In both newly diagnosed T1DM and in secondary DKA pediatric patients, we documented a significant increase of serum TRAIL levels after short-standing insulin treatment has been established. Moreover, the circulating levels of TRAIL correlated with the metabolic parameters. To our knowledge, this is the first report demonstrating a rapid modulation of circulating TRAIL during the first hours after T1DM onset and/or DKA and its relationship with the metabolic status, further supporting a link between TRAIL and T1DM. In particular, even if carried out in a small cohort, our pilot study can strongly suggest the link between TRAIL and the metabolic status, because (1) a worst metabolic status (documented by HCO3, BE, pH and CO2 assessments) is associated with lower TRAIL levels, and (2) improvement in TRAIL levels is seen shortly upon metabolic stabilization. A potential molecular mechanism that links metabolic state and circulating levels of TRAIL might be represented by C reactive protein (CRP).
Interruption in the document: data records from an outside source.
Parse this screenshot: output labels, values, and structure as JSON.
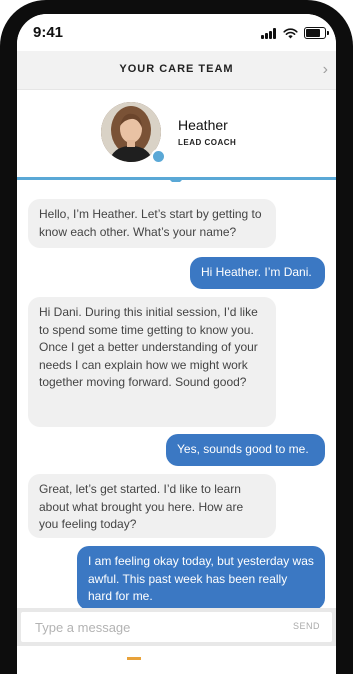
{
  "status_bar": {
    "time": "9:41"
  },
  "header": {
    "title": "YOUR CARE TEAM"
  },
  "coach": {
    "name": "Heather",
    "role": "LEAD COACH"
  },
  "messages": [
    {
      "from": "coach",
      "text": "Hello, I’m Heather. Let’s start by getting to know each other. What’s your name?"
    },
    {
      "from": "user",
      "text": "Hi Heather. I’m Dani."
    },
    {
      "from": "coach",
      "text": "Hi Dani. During this initial session, I’d like to spend some time getting to know you. Once I get a better understanding of your needs I can explain how we might work together moving forward. Sound good?"
    },
    {
      "from": "user",
      "text": "Yes, sounds good to me."
    },
    {
      "from": "coach",
      "text": "Great, let’s get started. I’d like to learn about what brought you here. How are you feeling today?"
    },
    {
      "from": "user",
      "text": "I am feeling okay today, but yesterday was awful. This past week has been really hard for me."
    }
  ],
  "composer": {
    "placeholder": "Type a message",
    "send_label": "SEND"
  },
  "colors": {
    "accent_blue": "#3b78c3",
    "divider_blue": "#5aa8d6",
    "incoming_bubble": "#f0f0f0",
    "tab_indicator": "#e8a23a"
  }
}
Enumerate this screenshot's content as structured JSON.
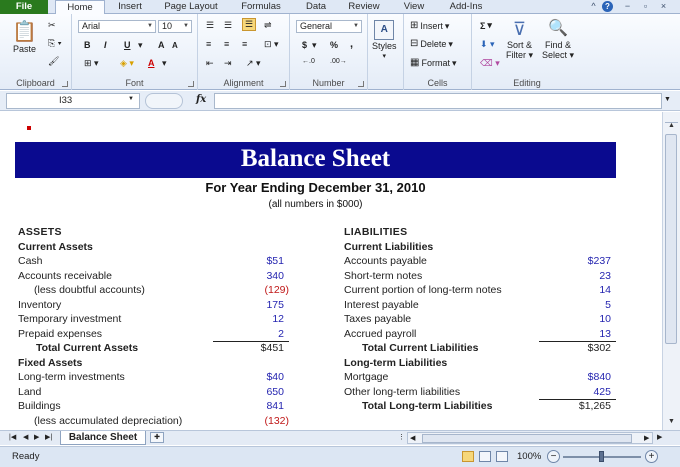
{
  "ribbon_tabs": [
    "File",
    "Home",
    "Insert",
    "Page Layout",
    "Formulas",
    "Data",
    "Review",
    "View",
    "Add-Ins"
  ],
  "ribbon": {
    "clipboard": {
      "paste": "Paste",
      "label": "Clipboard"
    },
    "font": {
      "name": "Arial",
      "size": "10",
      "bold": "B",
      "italic": "I",
      "underline": "U",
      "grow": "A",
      "shrink": "A",
      "color_letter": "A",
      "label": "Font"
    },
    "alignment": {
      "label": "Alignment"
    },
    "number": {
      "format": "General",
      "currency": "$",
      "percent": "%",
      "comma": ",",
      "label": "Number"
    },
    "styles": {
      "styles": "Styles",
      "label": ""
    },
    "cells": {
      "insert": "Insert",
      "delete": "Delete",
      "format": "Format",
      "label": "Cells"
    },
    "editing": {
      "sum": "Σ",
      "sort_filter_1": "Sort &",
      "sort_filter_2": "Filter",
      "find_select_1": "Find &",
      "find_select_2": "Select",
      "label": "Editing"
    }
  },
  "formula_bar": {
    "name_box": "I33",
    "fx": "fx",
    "formula": ""
  },
  "sheet": {
    "title": "Balance Sheet",
    "subtitle": "For Year Ending December 31, 2010",
    "note": "(all numbers in $000)",
    "assets": {
      "header": "ASSETS",
      "current_header": "Current Assets",
      "current": [
        {
          "label": "Cash",
          "value": "$51"
        },
        {
          "label": "Accounts receivable",
          "value": "340"
        },
        {
          "label": "(less doubtful accounts)",
          "value": "(129)"
        },
        {
          "label": "Inventory",
          "value": "175"
        },
        {
          "label": "Temporary investment",
          "value": "12"
        },
        {
          "label": "Prepaid expenses",
          "value": "2"
        }
      ],
      "total_current_label": "Total Current Assets",
      "total_current_value": "$451",
      "fixed_header": "Fixed Assets",
      "fixed": [
        {
          "label": "Long-term investments",
          "value": "$40"
        },
        {
          "label": "Land",
          "value": "650"
        },
        {
          "label": "Buildings",
          "value": "841"
        },
        {
          "label": "(less accumulated depreciation)",
          "value": "(132)"
        }
      ]
    },
    "liabilities": {
      "header": "LIABILITIES",
      "current_header": "Current Liabilities",
      "current": [
        {
          "label": "Accounts payable",
          "value": "$237"
        },
        {
          "label": "Short-term notes",
          "value": "23"
        },
        {
          "label": "Current portion of long-term notes",
          "value": "14"
        },
        {
          "label": "Interest payable",
          "value": "5"
        },
        {
          "label": "Taxes payable",
          "value": "10"
        },
        {
          "label": "Accrued payroll",
          "value": "13"
        }
      ],
      "total_current_label": "Total Current Liabilities",
      "total_current_value": "$302",
      "longterm_header": "Long-term Liabilities",
      "longterm": [
        {
          "label": "Mortgage",
          "value": "$840"
        },
        {
          "label": "Other long-term liabilities",
          "value": "425"
        }
      ],
      "total_longterm_label": "Total Long-term Liabilities",
      "total_longterm_value": "$1,265"
    }
  },
  "sheet_tab": "Balance Sheet",
  "status": {
    "ready": "Ready",
    "zoom": "100%"
  },
  "colors": {
    "title_banner": "#0a0a8f",
    "value_blue": "#2525b0",
    "negative_red": "#c01818",
    "file_tab": "#2a7a1e"
  }
}
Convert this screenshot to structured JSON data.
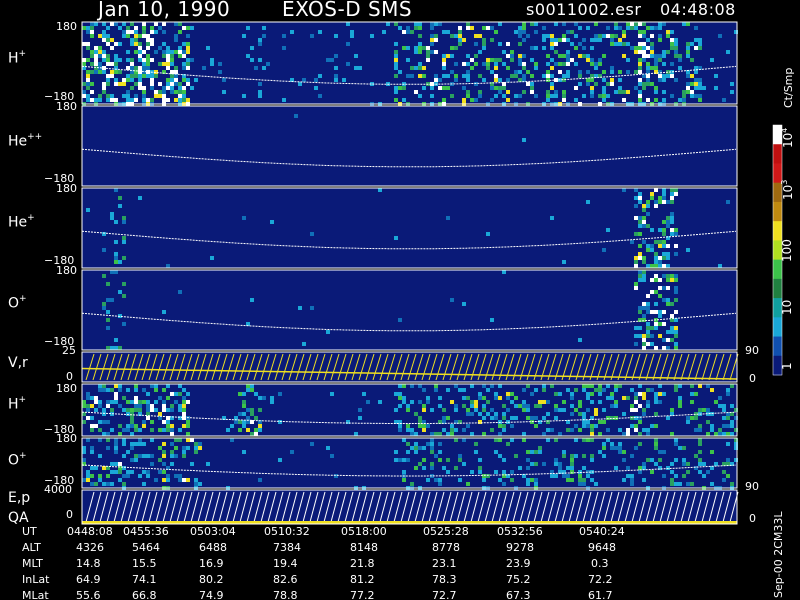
{
  "header": {
    "date": "Jan 10, 1990",
    "instrument": "EXOS-D SMS",
    "file": "s0011002.esr",
    "time": "04:48:08"
  },
  "panels": [
    {
      "label": "H",
      "charge": "+",
      "top_tick": "180",
      "bottom_tick": "−180"
    },
    {
      "label": "He",
      "charge": "++",
      "top_tick": "180",
      "bottom_tick": "−180"
    },
    {
      "label": "He",
      "charge": "+",
      "top_tick": "180",
      "bottom_tick": "−180"
    },
    {
      "label": "O",
      "charge": "+",
      "top_tick": "180",
      "bottom_tick": "−180"
    },
    {
      "label": "V,r",
      "charge": "",
      "top_tick": "25",
      "bottom_tick": "0",
      "right_top": "90",
      "right_bottom": "0"
    },
    {
      "label": "H",
      "charge": "+",
      "top_tick": "180",
      "bottom_tick": "−180"
    },
    {
      "label": "O",
      "charge": "+",
      "top_tick": "180",
      "bottom_tick": "−180"
    },
    {
      "label": "E,p",
      "label2": "QA",
      "charge": "",
      "top_tick": "4000",
      "bottom_tick": "0",
      "right_top": "90",
      "right_bottom": "0"
    }
  ],
  "colorbar": {
    "unit": "Ct/Smp",
    "ticks": [
      "10",
      "4",
      "10",
      "3",
      "100",
      "10",
      "1"
    ]
  },
  "footer_note": "Sep-00  2CM33L",
  "table": {
    "rows": [
      {
        "name": "UT",
        "values": [
          "0448:08",
          "0455:36",
          "0503:04",
          "0510:32",
          "0518:00",
          "0525:28",
          "0532:56",
          "0540:24"
        ]
      },
      {
        "name": "ALT",
        "values": [
          "4326",
          "5464",
          "6488",
          "7384",
          "8148",
          "8778",
          "9278",
          "9648"
        ]
      },
      {
        "name": "MLT",
        "values": [
          "14.8",
          "15.5",
          "16.9",
          "19.4",
          "21.8",
          "23.1",
          "23.9",
          "0.3"
        ]
      },
      {
        "name": "InLat",
        "values": [
          "64.9",
          "74.1",
          "80.2",
          "82.6",
          "81.2",
          "78.3",
          "75.2",
          "72.2"
        ]
      },
      {
        "name": "MLat",
        "values": [
          "55.6",
          "66.8",
          "74.9",
          "78.8",
          "77.2",
          "72.7",
          "67.3",
          "61.7"
        ]
      }
    ]
  },
  "chart_data": {
    "type": "heatmap",
    "x_axis": "UT",
    "x_ticks": [
      "0448:08",
      "0455:36",
      "0503:04",
      "0510:32",
      "0518:00",
      "0525:28",
      "0532:56",
      "0540:24"
    ],
    "color_scale": "log",
    "color_range": [
      1,
      10000
    ],
    "colors": {
      "background": "#0a1a78",
      "low": "#1aa8d8",
      "mid": "#3cc24a",
      "high": "#f0e020",
      "max": "#d01818",
      "sat": "#ffffff"
    }
  }
}
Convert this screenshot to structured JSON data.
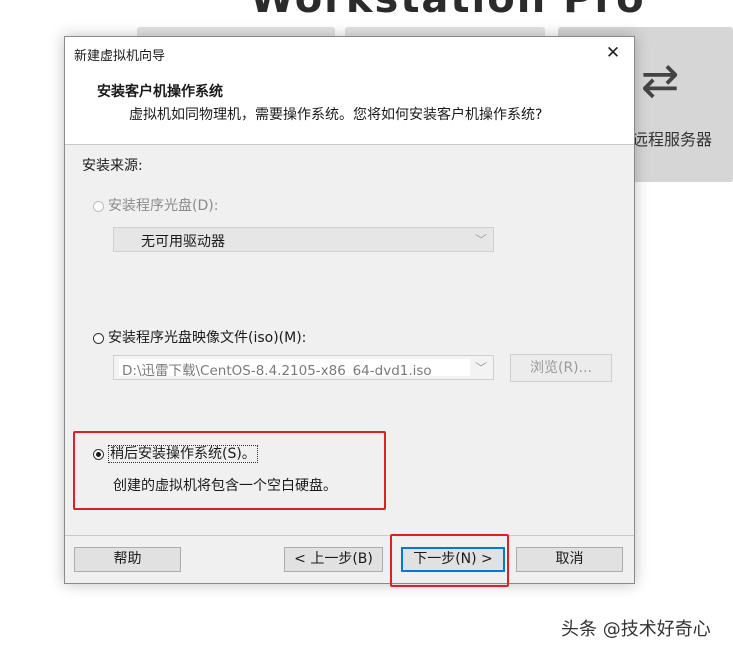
{
  "background": {
    "title_fragment": "Workstation Pro",
    "remote_label": "远程服务器",
    "remote_icon": "swap-arrows-icon",
    "watermark": "头条 @技术好奇心"
  },
  "dialog": {
    "title": "新建虚拟机向导",
    "close_icon": "close-icon",
    "header_title": "安装客户机操作系统",
    "header_subtitle": "虚拟机如同物理机，需要操作系统。您将如何安装客户机操作系统?",
    "source_label": "安装来源:",
    "options": [
      {
        "label": "安装程序光盘(D):",
        "selected": false,
        "enabled": false
      },
      {
        "label": "安装程序光盘映像文件(iso)(M):",
        "selected": false,
        "enabled": true
      },
      {
        "label": "稍后安装操作系统(S)。",
        "selected": true,
        "enabled": true
      }
    ],
    "disc_drive_value": "无可用驱动器",
    "iso_path_value": "D:\\迅雷下载\\CentOS-8.4.2105-x86_64-dvd1.iso",
    "browse_label": "浏览(R)...",
    "later_description": "创建的虚拟机将包含一个空白硬盘。",
    "buttons": {
      "help": "帮助",
      "back": "< 上一步(B)",
      "next": "下一步(N) >",
      "cancel": "取消"
    },
    "highlight_color": "#e02020",
    "accent_color": "#0078d7"
  }
}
Indeed, it has been shown that CRP is elevated in children with newly diagnosed T1DM and DKA crisis and that it likely enhances inflammation process by modulating a variety of cytokines [4]. In particular, it has been reported that CRP is able to up-regulate pro-inflammatory cytokines IL-6, IL-8 and TNF-α, and also to decrease IL-10 secretion. Likewise, we have previously documented that TRAIL expression and release is down-regulated by CRP [5]. Although the mechanism underlining the down-regulation of TRAIL in T1DM should be further investigated, these findings suggest how the metabolic endangerment, rather than autoimmunity, is clearly linked to the decrease in the circulating levels of TRAIL.